Are the means and interests of design strategy and business management inherently at odds with each other? If so, then why do they need each other so much? As in most of life this far from the sun: paradoc reigns. Let’s look at the vinegar and oil relationship between practices of design strategy and business, and see if we can make a little dressing from it.
Almost as soon as I’d first landed a gig in a web group at a multinational corportation, in 1999, the notion dawned on me that the way webs and corporations are organized puts them in nearly diametrical opposition. It may not need be.
The former (webs) are democratic, inverted pyramid (mob control). The latter (corp’s) are hierarchical, top-down pyramids (individual control). Yet together they (we) have done some great and interesting things to liberate, and greatly speed, information and interactive utility access, for all with the means. Is this an antagonistic relationship, symbiotic… both?
While we’re at it we should recongize that, with exceptions, the best webs are generated by a certain size organization: not too big, not too small. Seldom do large multinationals produce good, never mind great, hypertext webs or web applications. Why is it that, as Paul Saffo says, “innovation gets killed by good management”?
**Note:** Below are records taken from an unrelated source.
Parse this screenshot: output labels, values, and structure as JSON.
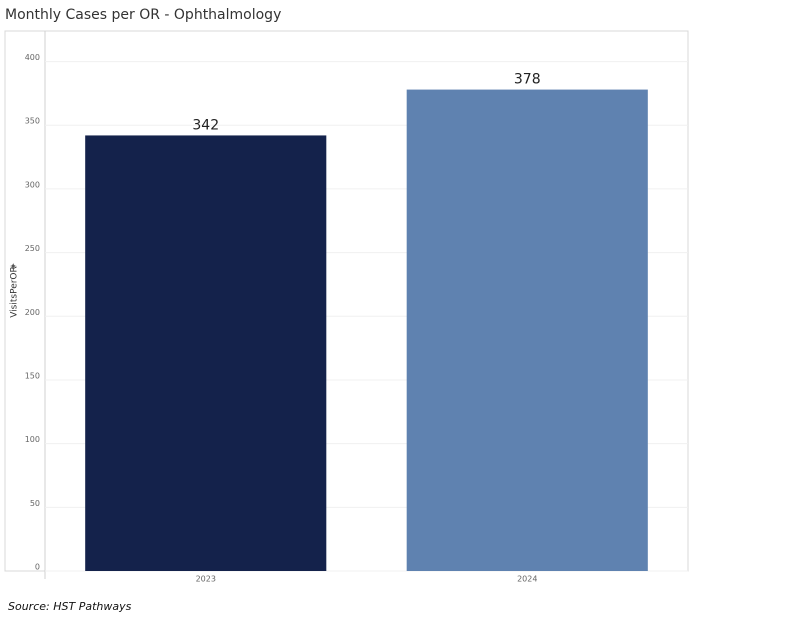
{
  "chart_data": {
    "type": "bar",
    "title": "Monthly Cases per OR - Ophthalmology",
    "y_label": "VisitsPerOR",
    "categories": [
      "2023",
      "2024"
    ],
    "values": [
      342,
      378
    ],
    "colors": [
      "#14224b",
      "#5f82b0"
    ],
    "ylim": [
      0,
      424
    ],
    "yticks": [
      0,
      50,
      100,
      150,
      200,
      250,
      300,
      350,
      400
    ],
    "grid": true,
    "source": "Source: HST Pathways"
  }
}
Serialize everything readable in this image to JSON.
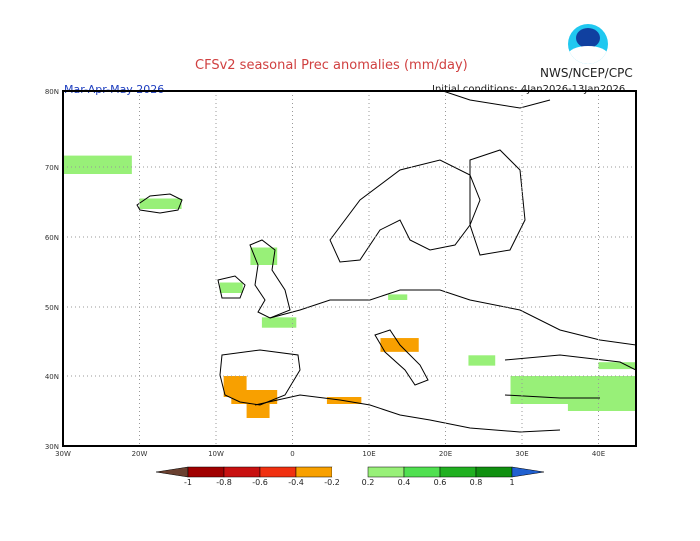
{
  "header": {
    "title": "CFSv2 seasonal Prec anomalies (mm/day)",
    "agency": "NWS/NCEP/CPC",
    "season": "Mar-Apr-May 2026",
    "initial_conditions": "Initial conditions: 4Jan2026-13Jan2026",
    "logo": "NOAA"
  },
  "map": {
    "lon_range": [
      -30,
      45
    ],
    "lat_range": [
      30,
      80
    ],
    "lat_labels": [
      {
        "lat": 80,
        "label": "80N"
      },
      {
        "lat": 70,
        "label": "70N"
      },
      {
        "lat": 60,
        "label": "60N"
      },
      {
        "lat": 50,
        "label": "50N"
      },
      {
        "lat": 40,
        "label": "40N"
      },
      {
        "lat": 30,
        "label": "30N"
      }
    ],
    "lon_labels": [
      {
        "lon": -30,
        "label": "30W"
      },
      {
        "lon": -20,
        "label": "20W"
      },
      {
        "lon": -10,
        "label": "10W"
      },
      {
        "lon": 0,
        "label": "0"
      },
      {
        "lon": 10,
        "label": "10E"
      },
      {
        "lon": 20,
        "label": "20E"
      },
      {
        "lon": 30,
        "label": "30E"
      },
      {
        "lon": 40,
        "label": "40E"
      }
    ],
    "gridlines": true,
    "anomalies": [
      {
        "lon": [
          -9,
          -6
        ],
        "lat": [
          37,
          40
        ],
        "value": -0.3
      },
      {
        "lon": [
          -8,
          -2
        ],
        "lat": [
          36,
          38
        ],
        "value": -0.3
      },
      {
        "lon": [
          -6,
          -3
        ],
        "lat": [
          34,
          36
        ],
        "value": -0.3
      },
      {
        "lon": [
          4.5,
          9
        ],
        "lat": [
          36,
          37
        ],
        "value": -0.3
      },
      {
        "lon": [
          11.5,
          16.5
        ],
        "lat": [
          43.5,
          45.5
        ],
        "value": -0.3
      },
      {
        "lon": [
          -20,
          -14.5
        ],
        "lat": [
          64,
          65.5
        ],
        "value": 0.3
      },
      {
        "lon": [
          -30,
          -21
        ],
        "lat": [
          69,
          71.5
        ],
        "value": 0.3
      },
      {
        "lon": [
          -5.5,
          -2
        ],
        "lat": [
          56,
          58.5
        ],
        "value": 0.3
      },
      {
        "lon": [
          -9.5,
          -6.5
        ],
        "lat": [
          52,
          53.5
        ],
        "value": 0.3
      },
      {
        "lon": [
          -4,
          0.5
        ],
        "lat": [
          47,
          48.5
        ],
        "value": 0.3
      },
      {
        "lon": [
          12.5,
          15
        ],
        "lat": [
          51,
          51.8
        ],
        "value": 0.3
      },
      {
        "lon": [
          23,
          26.5
        ],
        "lat": [
          41.5,
          43
        ],
        "value": 0.3
      },
      {
        "lon": [
          28.5,
          45
        ],
        "lat": [
          36,
          40
        ],
        "value": 0.3
      },
      {
        "lon": [
          36,
          45
        ],
        "lat": [
          35,
          37
        ],
        "value": 0.3
      },
      {
        "lon": [
          40,
          45
        ],
        "lat": [
          41,
          42
        ],
        "value": 0.3
      }
    ]
  },
  "legend": {
    "labels": [
      "-1",
      "-0.8",
      "-0.6",
      "-0.4",
      "-0.2",
      "0.2",
      "0.4",
      "0.6",
      "0.8",
      "1"
    ],
    "colors": {
      "below_-1": "#6a4030",
      "-1": "#a00000",
      "-0.8": "#c81010",
      "-0.6": "#f03010",
      "-0.4": "#f8a000",
      "neutral": "#ffffff",
      "0.2": "#98f078",
      "0.4": "#50e050",
      "0.6": "#20b020",
      "0.8": "#109010",
      "above_1": "#2060d0"
    }
  }
}
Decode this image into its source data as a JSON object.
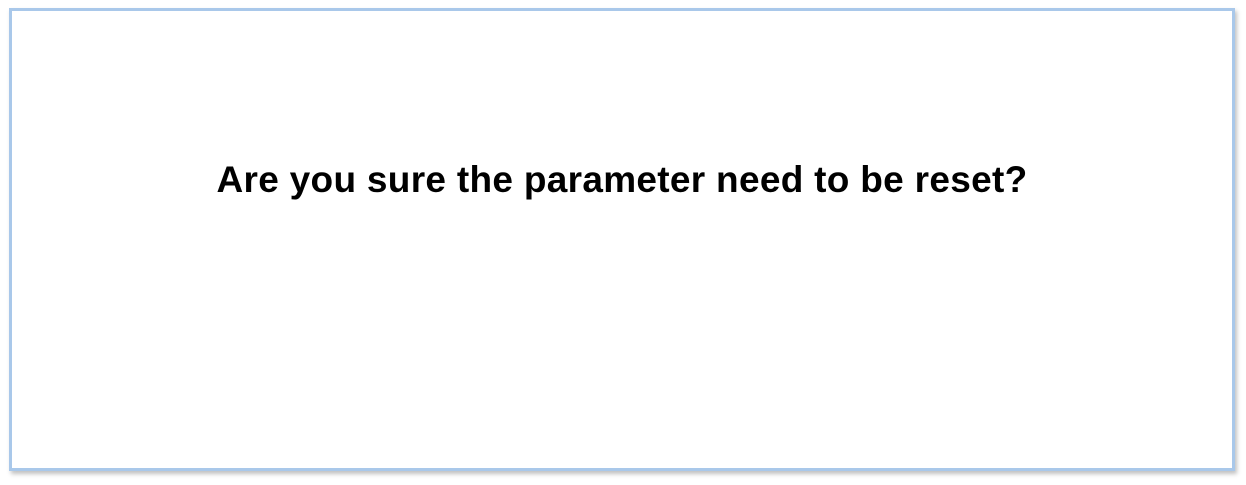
{
  "dialog": {
    "message": "Are you sure the parameter need to be reset?",
    "border_color": "#a9c8ea",
    "background_color": "#ffffff"
  }
}
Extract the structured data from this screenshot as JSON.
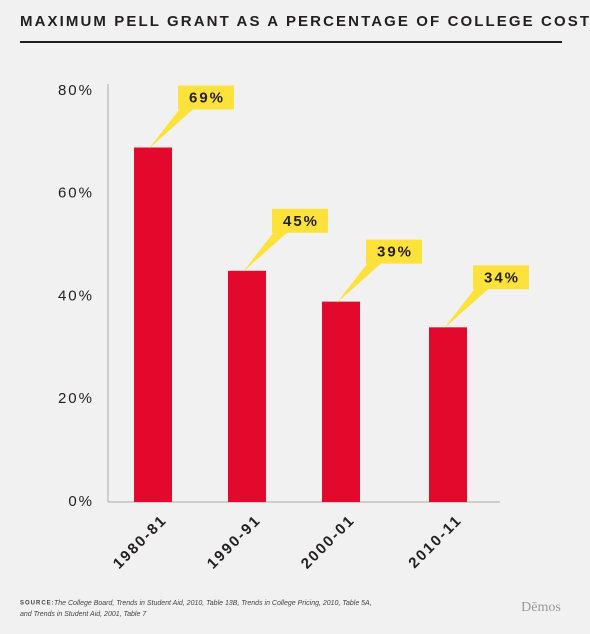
{
  "chart_data": {
    "type": "bar",
    "title": "MAXIMUM PELL GRANT AS A PERCENTAGE OF COLLEGE COSTS",
    "categories": [
      "1980-81",
      "1990-91",
      "2000-01",
      "2010-11"
    ],
    "values": [
      69,
      45,
      39,
      34
    ],
    "value_labels": [
      "69%",
      "45%",
      "39%",
      "34%"
    ],
    "color": "#e2092c",
    "label_color": "#fde23c",
    "ylim": [
      0,
      80
    ],
    "yticks": [
      {
        "value": 0,
        "label": "0%"
      },
      {
        "value": 20,
        "label": "20%"
      },
      {
        "value": 40,
        "label": "40%"
      },
      {
        "value": 60,
        "label": "60%"
      },
      {
        "value": 80,
        "label": "80%"
      }
    ],
    "grid": false,
    "source_label": "SOURCE:",
    "source_lines": [
      "The College Board, Trends in Student Aid, 2010, Table 13B, Trends in College Pricing, 2010, Table 5A,",
      "and Trends in Student Aid, 2001, Table 7"
    ],
    "brand": "Dēmos"
  }
}
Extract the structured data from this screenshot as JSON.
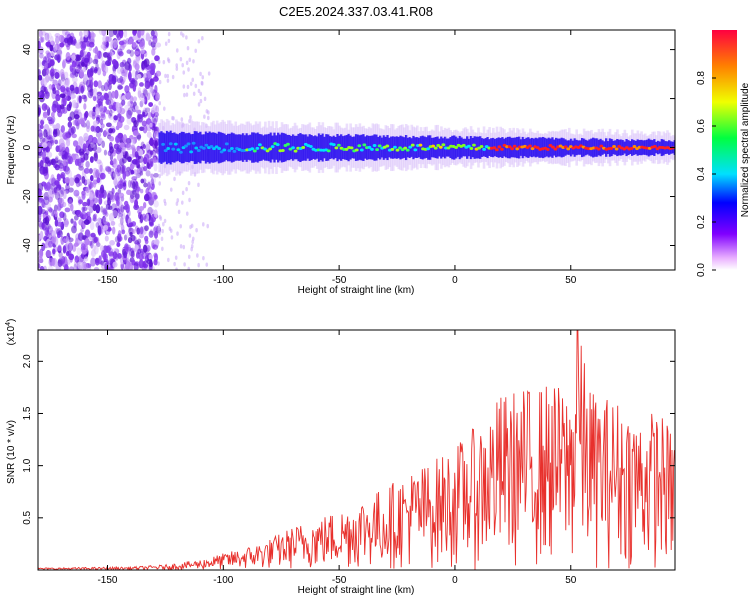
{
  "title": "C2E5.2024.337.03.41.R08",
  "colors": {
    "snr_line": "#e8302c",
    "axis": "#000000",
    "spectrogram_noise": "#6a1de0",
    "ridge": "#ff2020"
  },
  "chart_data": [
    {
      "type": "heatmap",
      "title": "C2E5.2024.337.03.41.R08",
      "xlabel": "Height of straight line (km)",
      "ylabel": "Frequency (Hz)",
      "xlim": [
        -180,
        95
      ],
      "ylim": [
        -50,
        48
      ],
      "x_ticks": [
        -150,
        -100,
        -50,
        0,
        50
      ],
      "x_tick_labels": [
        "-150",
        "-100",
        "-50",
        "0",
        "50"
      ],
      "y_ticks": [
        -40,
        -20,
        0,
        20,
        40
      ],
      "y_tick_labels": [
        "-40",
        "-20",
        "0",
        "20",
        "40"
      ],
      "noise_region_x": [
        -180,
        -128
      ],
      "signal_band_center_hz": 0,
      "colorbar": {
        "label": "Normalized spectral amplitude",
        "range": [
          0,
          1
        ],
        "ticks": [
          0,
          0.2,
          0.4,
          0.6,
          0.8
        ],
        "tick_labels": [
          "0.0",
          "0.2",
          "0.4",
          "0.6",
          "0.8"
        ]
      }
    },
    {
      "type": "line",
      "xlabel": "Height of straight line (km)",
      "ylabel": "SNR (10 * v/v)",
      "y_multiplier_label": "(x10",
      "y_multiplier_exp": "4",
      "xlim": [
        -180,
        95
      ],
      "ylim": [
        0,
        2.3
      ],
      "x_ticks": [
        -150,
        -100,
        -50,
        0,
        50
      ],
      "x_tick_labels": [
        "-150",
        "-100",
        "-50",
        "0",
        "50"
      ],
      "y_ticks": [
        0.5,
        1.0,
        1.5,
        2.0
      ],
      "y_tick_labels": [
        "0.5",
        "1.0",
        "1.5",
        "2.0"
      ],
      "envelope": {
        "x": [
          -180,
          -140,
          -125,
          -110,
          -100,
          -90,
          -80,
          -70,
          -60,
          -50,
          -40,
          -30,
          -20,
          -10,
          0,
          10,
          20,
          30,
          40,
          50,
          53,
          60,
          70,
          80,
          88,
          92,
          95
        ],
        "y": [
          0.02,
          0.03,
          0.05,
          0.1,
          0.16,
          0.22,
          0.3,
          0.42,
          0.5,
          0.58,
          0.7,
          0.8,
          0.95,
          1.05,
          1.2,
          1.4,
          1.7,
          1.75,
          1.8,
          1.75,
          2.3,
          1.7,
          1.65,
          1.5,
          1.55,
          1.4,
          1.3
        ]
      }
    }
  ]
}
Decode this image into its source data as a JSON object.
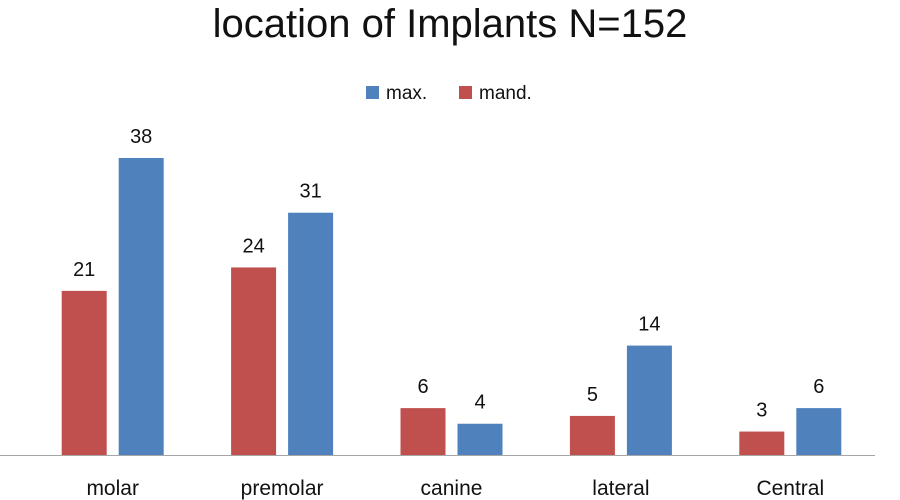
{
  "chart_data": {
    "type": "bar",
    "title": "location of Implants N=152",
    "xlabel": "",
    "ylabel": "",
    "categories": [
      "molar",
      "premolar",
      "canine",
      "lateral",
      "Central"
    ],
    "series": [
      {
        "name": "mand.",
        "color": "#c0504d",
        "values": [
          21,
          24,
          6,
          5,
          3
        ]
      },
      {
        "name": "max.",
        "color": "#4f81bd",
        "values": [
          38,
          31,
          4,
          14,
          6
        ]
      }
    ],
    "legend_order": [
      "max.",
      "mand."
    ],
    "legend_position": "top",
    "ylim": [
      0,
      38
    ],
    "grid": false,
    "data_labels": true,
    "axis_color": "#a6a6a6"
  }
}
One reason for the apparent conflict between strategic web design (is there any other kind?) and business management is that business people and design people think differently. Each discipline accords mutual reinforcement of personality and training. So that business people, like engineers, tend to reason in deductively. While designers tend to reason inductively. Designers are, usually (and best, I think) information collectors and integrators. This view, which I’ve long held, was recently reiterated and confirmed by Brandon Schauer, while attending Adaptive Path’s UX Intensive seminars. Business skills tend to be more linear, cartesian, concrete, and “realistic.” Which is better? Neither, and both. Society may be generally biased towards one or the other, but for my part, I believe each has it’s necessity.
If all this is so, isn’t the only missing element real collaboration? Certainly designers and engineers have learned to get along better in the world of web applicaitons. But are we “there” yet? How can we further mature processes to facilitate, and courage, even demand collaboration between business management, design, and technology. Best, I think, is for each to make time to learn more about each other, which comes easier for some than others. Some like their camps and have become entrenched. But the question remains after the knowledge of our contextual conflict: What can/should we do to better get along, thus thrive?